The data were not normally distributed. We used non-parametric tests. The pre- and post-course scores for the group of participants were compared using the Wilcoxon test. The Kruskal-Wallis test was used to analyse possible correlation between length of surgical experience and the learning outcomes. The significance level was set at 0.05. The statistical analyses were carried out in SPSS Version 19 (IBM, USA).

Results

A total of 57 out of 65 course participants (88 %) consented to take part in the study. The participants were surgical trainees with surgical experience varying from 1 to 40 months, with an average of 13 months.

The self-evaluated competence for the 14 skills taught was better on all points after course completion (Fig 1). Overall, the participants performed better on the three practical tests after completing the course (Table 1). There was no correlation between the length of surgical experience for the three practical tests and the learning outcomes (p = 0.9).

Figure 1  Self-evaluation form pre- and post-course for the 14 taught skills, with average pre- and post-course score (based on a 5-point Likert scale, where 1 means no skills and 5 indicates excellent skills)
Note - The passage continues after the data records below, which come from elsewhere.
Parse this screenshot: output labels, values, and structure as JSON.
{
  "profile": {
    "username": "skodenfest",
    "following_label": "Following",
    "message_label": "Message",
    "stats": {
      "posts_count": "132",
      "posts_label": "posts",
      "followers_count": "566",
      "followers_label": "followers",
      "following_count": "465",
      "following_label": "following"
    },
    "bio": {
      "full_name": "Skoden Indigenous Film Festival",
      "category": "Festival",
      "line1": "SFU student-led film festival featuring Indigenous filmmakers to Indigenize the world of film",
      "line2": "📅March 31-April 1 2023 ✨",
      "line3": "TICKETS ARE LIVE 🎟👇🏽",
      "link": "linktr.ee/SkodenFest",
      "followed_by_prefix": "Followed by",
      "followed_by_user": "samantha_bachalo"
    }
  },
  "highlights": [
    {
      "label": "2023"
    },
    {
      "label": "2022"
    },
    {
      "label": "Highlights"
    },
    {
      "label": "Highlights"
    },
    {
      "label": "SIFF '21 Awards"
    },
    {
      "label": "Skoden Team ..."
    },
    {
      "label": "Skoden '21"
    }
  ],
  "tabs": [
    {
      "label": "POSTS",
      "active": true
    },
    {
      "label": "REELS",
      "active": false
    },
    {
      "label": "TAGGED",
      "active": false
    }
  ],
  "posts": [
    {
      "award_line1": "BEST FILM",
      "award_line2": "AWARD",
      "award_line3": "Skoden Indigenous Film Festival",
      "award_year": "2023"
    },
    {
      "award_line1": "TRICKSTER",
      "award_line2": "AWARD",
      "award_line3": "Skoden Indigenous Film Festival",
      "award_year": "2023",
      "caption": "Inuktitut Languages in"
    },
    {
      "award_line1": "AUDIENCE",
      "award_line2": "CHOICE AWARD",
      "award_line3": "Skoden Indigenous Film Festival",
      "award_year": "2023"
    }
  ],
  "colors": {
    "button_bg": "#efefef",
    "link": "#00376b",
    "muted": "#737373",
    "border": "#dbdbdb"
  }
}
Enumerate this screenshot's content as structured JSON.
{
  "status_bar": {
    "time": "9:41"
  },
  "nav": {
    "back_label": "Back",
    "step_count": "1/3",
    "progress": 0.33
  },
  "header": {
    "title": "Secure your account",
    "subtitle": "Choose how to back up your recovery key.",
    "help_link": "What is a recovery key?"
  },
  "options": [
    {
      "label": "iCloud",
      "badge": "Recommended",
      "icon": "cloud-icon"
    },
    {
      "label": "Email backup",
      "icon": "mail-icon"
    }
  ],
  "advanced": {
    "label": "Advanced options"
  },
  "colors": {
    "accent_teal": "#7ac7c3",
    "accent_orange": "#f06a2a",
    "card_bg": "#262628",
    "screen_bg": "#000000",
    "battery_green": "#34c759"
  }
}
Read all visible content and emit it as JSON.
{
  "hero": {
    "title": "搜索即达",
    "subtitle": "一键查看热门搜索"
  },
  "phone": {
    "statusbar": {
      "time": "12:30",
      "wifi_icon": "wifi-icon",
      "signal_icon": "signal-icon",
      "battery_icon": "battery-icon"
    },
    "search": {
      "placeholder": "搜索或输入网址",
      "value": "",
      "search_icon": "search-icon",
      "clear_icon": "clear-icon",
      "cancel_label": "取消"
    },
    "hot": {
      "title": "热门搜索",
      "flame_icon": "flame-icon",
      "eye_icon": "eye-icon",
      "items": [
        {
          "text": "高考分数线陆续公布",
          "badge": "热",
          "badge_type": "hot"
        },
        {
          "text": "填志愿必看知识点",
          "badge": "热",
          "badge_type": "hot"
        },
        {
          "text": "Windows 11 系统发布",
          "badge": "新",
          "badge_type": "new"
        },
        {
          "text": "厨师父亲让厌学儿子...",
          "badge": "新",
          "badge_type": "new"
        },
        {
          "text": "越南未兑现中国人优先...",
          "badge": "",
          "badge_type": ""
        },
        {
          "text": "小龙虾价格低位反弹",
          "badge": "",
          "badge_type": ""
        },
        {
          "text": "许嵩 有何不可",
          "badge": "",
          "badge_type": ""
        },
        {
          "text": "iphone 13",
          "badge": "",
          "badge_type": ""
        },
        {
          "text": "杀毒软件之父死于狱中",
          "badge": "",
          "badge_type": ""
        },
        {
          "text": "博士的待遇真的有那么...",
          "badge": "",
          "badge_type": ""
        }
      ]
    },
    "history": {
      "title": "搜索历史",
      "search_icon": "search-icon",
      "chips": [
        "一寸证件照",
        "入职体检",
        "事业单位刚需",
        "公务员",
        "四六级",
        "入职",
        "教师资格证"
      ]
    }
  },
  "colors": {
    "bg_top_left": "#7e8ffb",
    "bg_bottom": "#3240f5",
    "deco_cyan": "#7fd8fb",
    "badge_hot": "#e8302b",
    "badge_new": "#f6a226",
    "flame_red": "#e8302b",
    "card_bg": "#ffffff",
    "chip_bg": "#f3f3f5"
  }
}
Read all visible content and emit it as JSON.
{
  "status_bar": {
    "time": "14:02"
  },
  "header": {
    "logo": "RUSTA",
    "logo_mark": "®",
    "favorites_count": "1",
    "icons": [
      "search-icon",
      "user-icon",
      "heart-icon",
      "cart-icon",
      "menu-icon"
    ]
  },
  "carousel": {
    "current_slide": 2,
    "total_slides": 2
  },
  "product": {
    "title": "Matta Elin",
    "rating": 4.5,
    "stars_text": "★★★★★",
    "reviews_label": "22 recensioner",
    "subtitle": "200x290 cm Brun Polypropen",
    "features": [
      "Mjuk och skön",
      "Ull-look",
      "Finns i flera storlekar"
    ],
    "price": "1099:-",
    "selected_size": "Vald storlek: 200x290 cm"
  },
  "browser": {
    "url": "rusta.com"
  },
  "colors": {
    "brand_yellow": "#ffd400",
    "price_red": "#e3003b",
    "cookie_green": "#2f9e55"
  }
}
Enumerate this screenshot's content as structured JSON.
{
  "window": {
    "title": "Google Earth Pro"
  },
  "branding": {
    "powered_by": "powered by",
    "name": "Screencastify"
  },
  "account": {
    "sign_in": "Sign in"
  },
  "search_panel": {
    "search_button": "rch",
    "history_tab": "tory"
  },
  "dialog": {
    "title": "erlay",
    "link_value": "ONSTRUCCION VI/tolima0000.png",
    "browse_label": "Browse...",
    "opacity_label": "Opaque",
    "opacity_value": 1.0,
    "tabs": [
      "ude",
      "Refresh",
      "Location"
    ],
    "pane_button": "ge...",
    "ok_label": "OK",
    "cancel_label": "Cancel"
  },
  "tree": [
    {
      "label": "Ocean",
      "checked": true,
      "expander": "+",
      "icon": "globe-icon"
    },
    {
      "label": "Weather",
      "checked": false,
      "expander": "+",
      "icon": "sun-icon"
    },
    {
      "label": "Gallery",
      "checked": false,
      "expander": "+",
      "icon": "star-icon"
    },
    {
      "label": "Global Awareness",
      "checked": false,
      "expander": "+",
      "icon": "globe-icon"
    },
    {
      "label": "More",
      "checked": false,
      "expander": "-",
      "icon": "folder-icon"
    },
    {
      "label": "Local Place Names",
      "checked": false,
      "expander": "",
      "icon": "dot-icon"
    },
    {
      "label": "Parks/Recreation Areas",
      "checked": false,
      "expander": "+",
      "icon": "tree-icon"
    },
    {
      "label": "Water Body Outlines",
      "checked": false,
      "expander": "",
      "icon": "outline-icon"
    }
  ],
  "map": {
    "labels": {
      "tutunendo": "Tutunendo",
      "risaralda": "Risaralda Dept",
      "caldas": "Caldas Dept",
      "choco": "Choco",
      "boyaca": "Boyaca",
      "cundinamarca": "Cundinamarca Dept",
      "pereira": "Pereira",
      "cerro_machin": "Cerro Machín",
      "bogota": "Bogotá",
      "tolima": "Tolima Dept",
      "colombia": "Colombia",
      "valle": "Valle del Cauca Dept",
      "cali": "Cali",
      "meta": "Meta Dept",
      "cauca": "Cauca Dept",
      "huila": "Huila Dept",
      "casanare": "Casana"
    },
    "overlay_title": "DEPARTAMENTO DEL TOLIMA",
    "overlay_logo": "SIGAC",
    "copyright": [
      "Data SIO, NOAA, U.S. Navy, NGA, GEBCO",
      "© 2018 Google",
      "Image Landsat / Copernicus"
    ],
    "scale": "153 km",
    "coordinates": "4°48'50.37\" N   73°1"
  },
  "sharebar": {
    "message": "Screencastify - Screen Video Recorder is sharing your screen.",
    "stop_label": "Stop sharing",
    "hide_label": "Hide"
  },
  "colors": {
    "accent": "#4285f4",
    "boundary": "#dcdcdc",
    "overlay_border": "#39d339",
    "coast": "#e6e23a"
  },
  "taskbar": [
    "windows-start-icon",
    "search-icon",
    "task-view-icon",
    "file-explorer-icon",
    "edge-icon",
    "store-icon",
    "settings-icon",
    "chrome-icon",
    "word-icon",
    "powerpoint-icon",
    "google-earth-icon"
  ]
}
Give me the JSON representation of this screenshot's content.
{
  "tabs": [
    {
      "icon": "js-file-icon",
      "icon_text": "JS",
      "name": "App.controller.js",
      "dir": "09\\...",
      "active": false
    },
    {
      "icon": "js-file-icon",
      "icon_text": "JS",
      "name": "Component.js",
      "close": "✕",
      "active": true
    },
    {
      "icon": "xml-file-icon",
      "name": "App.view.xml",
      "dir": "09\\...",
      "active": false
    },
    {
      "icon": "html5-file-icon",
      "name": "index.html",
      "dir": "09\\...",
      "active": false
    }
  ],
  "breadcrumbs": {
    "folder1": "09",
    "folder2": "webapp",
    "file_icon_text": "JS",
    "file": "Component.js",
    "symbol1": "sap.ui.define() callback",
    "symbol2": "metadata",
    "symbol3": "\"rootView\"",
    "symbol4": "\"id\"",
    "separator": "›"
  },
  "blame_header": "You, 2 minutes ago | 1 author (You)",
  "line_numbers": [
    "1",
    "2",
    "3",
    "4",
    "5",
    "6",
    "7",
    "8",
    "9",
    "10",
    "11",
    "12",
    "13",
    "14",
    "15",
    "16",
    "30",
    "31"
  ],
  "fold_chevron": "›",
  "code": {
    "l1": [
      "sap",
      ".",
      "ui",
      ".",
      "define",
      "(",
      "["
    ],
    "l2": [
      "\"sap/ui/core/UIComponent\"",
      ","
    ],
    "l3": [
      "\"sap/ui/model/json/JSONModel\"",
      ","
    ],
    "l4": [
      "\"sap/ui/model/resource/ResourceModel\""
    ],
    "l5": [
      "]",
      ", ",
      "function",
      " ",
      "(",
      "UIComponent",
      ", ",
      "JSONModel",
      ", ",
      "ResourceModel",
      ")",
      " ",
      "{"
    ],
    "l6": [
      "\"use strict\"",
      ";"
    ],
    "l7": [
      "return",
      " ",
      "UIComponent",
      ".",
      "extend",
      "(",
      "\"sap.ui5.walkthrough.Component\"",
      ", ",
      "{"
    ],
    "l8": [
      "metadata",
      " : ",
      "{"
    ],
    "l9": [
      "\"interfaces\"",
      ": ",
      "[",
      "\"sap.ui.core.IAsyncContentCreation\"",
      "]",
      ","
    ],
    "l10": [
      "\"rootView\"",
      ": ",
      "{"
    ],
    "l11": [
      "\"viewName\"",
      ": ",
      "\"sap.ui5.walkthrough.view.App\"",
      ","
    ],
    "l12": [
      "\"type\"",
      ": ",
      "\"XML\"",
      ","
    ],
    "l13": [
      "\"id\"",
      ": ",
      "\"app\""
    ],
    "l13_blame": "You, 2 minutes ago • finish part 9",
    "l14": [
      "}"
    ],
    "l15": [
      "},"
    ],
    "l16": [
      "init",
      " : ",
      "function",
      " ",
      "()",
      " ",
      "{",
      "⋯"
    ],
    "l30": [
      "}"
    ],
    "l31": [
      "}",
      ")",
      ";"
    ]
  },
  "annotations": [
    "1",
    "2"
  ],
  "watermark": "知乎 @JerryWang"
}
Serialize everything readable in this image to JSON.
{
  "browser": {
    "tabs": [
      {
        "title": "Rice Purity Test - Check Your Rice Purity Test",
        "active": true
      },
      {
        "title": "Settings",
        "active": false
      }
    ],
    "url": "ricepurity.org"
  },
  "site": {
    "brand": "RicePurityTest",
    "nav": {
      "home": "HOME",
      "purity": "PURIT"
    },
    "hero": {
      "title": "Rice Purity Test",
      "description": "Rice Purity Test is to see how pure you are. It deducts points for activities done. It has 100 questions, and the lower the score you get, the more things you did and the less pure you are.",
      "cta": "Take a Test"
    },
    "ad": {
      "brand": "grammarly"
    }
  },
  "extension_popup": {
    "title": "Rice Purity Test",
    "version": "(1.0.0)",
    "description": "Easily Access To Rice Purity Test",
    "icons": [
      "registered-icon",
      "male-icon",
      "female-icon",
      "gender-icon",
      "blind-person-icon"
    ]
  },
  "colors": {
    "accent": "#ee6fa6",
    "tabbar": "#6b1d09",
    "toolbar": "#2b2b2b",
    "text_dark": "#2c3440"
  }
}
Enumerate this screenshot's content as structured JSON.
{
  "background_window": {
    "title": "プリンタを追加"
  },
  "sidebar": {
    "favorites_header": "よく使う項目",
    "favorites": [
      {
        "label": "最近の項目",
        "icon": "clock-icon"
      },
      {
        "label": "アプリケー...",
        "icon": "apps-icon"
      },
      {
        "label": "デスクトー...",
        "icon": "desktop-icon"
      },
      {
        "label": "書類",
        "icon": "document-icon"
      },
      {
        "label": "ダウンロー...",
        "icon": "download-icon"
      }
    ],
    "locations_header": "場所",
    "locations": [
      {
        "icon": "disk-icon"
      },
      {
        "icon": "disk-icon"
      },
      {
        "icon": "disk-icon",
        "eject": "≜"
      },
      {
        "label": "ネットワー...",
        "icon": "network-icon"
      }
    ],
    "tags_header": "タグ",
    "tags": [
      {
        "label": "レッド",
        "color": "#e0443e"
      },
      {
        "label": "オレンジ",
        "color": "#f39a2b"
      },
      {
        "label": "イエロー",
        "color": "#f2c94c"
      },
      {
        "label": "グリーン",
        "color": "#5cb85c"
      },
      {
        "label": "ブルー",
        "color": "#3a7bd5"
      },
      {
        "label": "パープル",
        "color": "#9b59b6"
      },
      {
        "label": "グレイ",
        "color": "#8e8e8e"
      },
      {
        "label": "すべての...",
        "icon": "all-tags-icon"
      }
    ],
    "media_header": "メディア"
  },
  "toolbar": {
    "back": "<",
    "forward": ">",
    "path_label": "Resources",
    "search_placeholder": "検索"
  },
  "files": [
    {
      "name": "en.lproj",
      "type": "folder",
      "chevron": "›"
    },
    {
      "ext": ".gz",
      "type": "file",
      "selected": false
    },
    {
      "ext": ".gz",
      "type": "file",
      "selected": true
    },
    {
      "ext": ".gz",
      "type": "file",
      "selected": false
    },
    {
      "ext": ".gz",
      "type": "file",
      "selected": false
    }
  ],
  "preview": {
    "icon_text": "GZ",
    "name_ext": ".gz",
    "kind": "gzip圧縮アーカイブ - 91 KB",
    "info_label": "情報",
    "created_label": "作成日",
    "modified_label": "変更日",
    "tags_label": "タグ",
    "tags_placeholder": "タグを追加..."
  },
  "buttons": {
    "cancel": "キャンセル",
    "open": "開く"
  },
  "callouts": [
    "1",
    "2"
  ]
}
Table 1  Before-and-after scores for the three selected practical exercises (n = 57)

Score before

Score after

Exercise

Tool

Median (CI)

Median (CI)

P value

Excision of naevus and skin closure

Checklist

Global Rating Scale

9.0

18.0

(8.1 – 9.7)

(17.1 – 19.8)

11.0

23.0

(10.1 – 11.3)

(22.3 – 24.8)

< 0.001

< 0.001

Mesenteric vessel ligation

Checklist

Global Rating Scale

 5.0

16.5

(4.4 – 6.2)

(15.3 – 18.8)

 8.0

23.0

(7.0 – 8.1)

(20.8 – 24.0)

< 0.001

< 0.001

Laparascopic exercise

Minutes per obstacle

 0.8

(0.7 – 1.1)

 0.5

(0.5 – 0.6)

< 0.001

Discussion

Assessed on the basis of the scores, the course participants improved their technical skills by taking the BSS course. Somewhat surprisingly, there was no correlation between the improvement and the participants’ surgical experience. We expected participants with less experience to have better learning outcomes from a course in basic surgical skills than participants with more experience.

Participants’ self-evaluated competence increased after course completion, as demonstrated in earlier studies (9, 10). The increase was felt to be lowest for the skills «Use of diathermy» and «Assistance performance», which were only taught theoretically (Fig 1). This may indicate that practical teaching should supplement theoretical teaching of technical skills.

Evaluating basic laparoscopic skills only in terms of the time needed to pass each obstacle clearly has its limitations. Our findings are, however, in accordance with the results of studies in which a number of variables were examined (11, 12). Studies have shown that simulator training is better than traditional textbook teaching, and that skills acquired on a simulator are transferable to the operating theatre (11, 13 – 18).

Successful surgical treatment of the patient requires the operator to maintain their practical skills. Several studies demonstrate that regular training is needed to maintain the level of skills (10, 12, 19). In our study, we measured skills immediately after the course, and the results provide no indication of long-term skills retention. It would have been desirable to have a control group as well, to examine skills retention in greater detail, but that was not practically possible. The study also had a limited number of participants, which may have affected the results.

Conclusion

The participants’ skills in three basic surgical techniques were significantly better after completing the BSS course. The length of surgical experience does not appear to influence the learning outcomes. The study indicates that the BSS course brings a relevant learning resource to surgical specialisation in Norway.